Good morning. Harsha Gowda - BlueShore: So the increase in gross margin percentage is very impressive, it seems -- you know, I would love to get a little bit more color on how you keep getting these improvements in gross margin even with the drop in sales? I know there is a shift over to more profitable merchandize such as used, but I want to know is, are vendor terms continuing to improve?
Yes, our vendor terms are very similar to what they have been, but they -- it's on an individual basis some of the companies are better and nobody is any worse to make use to be. Harsha Gowda - BlueShore: Okay. Great and also with what Best Buy is initiating there is I guess two phase system of cutting their shelf space to entertain the products, do you see that benefitting the company in the coming quarters or was there an improvement in last quarter from that because I know that they are planning to have a very strong decrease in shelf space?
Yes, we've always considered them our number one competitor. So I would say that we didn’t get any impact in the last quarter from it, but I would expect that in the future we will, even including the second quarter. Harsha Gowda - BlueShore: Okay. Great and continuing the line of questions I have in the past about the dividend, it looks like the cash balance continues to increase and based on my calculations, by the end of this year, we are going to have a very, very significant jump in the balance compared to last year assuming based on the results, so I hope that's kept in mind.
Yes, as I mentioned the Board is constantly looking at it and discusses it at every meeting and I think they do what's right for the company and they -- I am not part of those discussions just so you will know and they do what's right for all shareholders. Harsha Gowda - BlueShore: Okay. Great and I just want to again say incredible work with operating performance. Also as a note, I am impressed with how payable leverage stayed very -- has improved in the last quarter. So that was very impressive.
Yes. Thank you. We couldn’t have done better in sales, but we were up against some very strong numbers with some of the things that happened last year such as the Grammy's were very big last year. The unfortunate debt of Whitney Houston in February that we did very well on that product unfortunately and so it was a good quarter, the first quarter and even though we did well with the Twilight release, it did come out two or three weeks later in the quarter [at all], but it still would have been a little better if was a little earlier. Harsha Gowda - BlueShore: Okay. Great. And am I correct to read that this is the second first quarter you know including last year's first quarter that the company has been profitable going back I guess 10 years, 20 years, is that correct?

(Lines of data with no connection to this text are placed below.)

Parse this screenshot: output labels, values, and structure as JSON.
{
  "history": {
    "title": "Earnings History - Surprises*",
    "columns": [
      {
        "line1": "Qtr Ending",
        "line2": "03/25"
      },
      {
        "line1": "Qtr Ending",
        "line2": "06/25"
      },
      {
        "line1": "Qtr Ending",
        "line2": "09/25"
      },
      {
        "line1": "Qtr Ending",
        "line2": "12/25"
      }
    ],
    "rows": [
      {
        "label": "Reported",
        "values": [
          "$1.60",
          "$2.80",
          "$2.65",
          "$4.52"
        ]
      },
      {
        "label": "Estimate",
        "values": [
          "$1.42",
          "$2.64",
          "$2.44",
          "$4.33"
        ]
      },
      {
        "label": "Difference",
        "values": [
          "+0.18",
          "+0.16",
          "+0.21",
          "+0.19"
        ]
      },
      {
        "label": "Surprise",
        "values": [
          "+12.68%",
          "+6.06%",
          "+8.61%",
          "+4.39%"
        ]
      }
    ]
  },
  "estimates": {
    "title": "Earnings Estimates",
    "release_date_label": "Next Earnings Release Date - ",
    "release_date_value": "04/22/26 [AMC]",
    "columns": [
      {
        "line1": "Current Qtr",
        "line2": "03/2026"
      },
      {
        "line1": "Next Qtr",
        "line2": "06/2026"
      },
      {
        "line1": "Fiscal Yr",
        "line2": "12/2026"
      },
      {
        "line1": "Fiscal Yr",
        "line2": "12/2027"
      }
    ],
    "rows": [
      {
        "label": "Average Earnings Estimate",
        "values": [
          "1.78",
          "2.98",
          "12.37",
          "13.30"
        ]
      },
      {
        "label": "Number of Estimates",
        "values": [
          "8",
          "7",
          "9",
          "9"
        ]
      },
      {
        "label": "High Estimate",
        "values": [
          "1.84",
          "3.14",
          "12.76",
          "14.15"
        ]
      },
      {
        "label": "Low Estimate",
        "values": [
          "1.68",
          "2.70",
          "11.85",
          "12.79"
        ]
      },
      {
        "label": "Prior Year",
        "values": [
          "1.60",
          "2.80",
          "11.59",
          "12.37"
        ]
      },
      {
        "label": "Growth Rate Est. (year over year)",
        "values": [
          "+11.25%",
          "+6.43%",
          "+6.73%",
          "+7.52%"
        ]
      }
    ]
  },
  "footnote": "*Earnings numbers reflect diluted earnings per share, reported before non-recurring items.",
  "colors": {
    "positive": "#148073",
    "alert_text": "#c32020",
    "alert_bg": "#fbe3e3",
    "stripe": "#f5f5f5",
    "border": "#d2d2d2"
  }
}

I think you are right. Yes, it is correct. Harsha Gowda - BlueShore: Okay. Great. That's fantastic. Thank you very much.
(Operator instructions) I am showing no further questions at this time gentlemen.
Okay. Then I would like to just thank you Alley and thank everybody else participating in the call and I look forward to having you on the call on August 22nd, for our results for the second quarter. Thank you very much. Operator Ladies and gentlemen, this does conclude today's conference. You may all disconnect and have a wonderful day.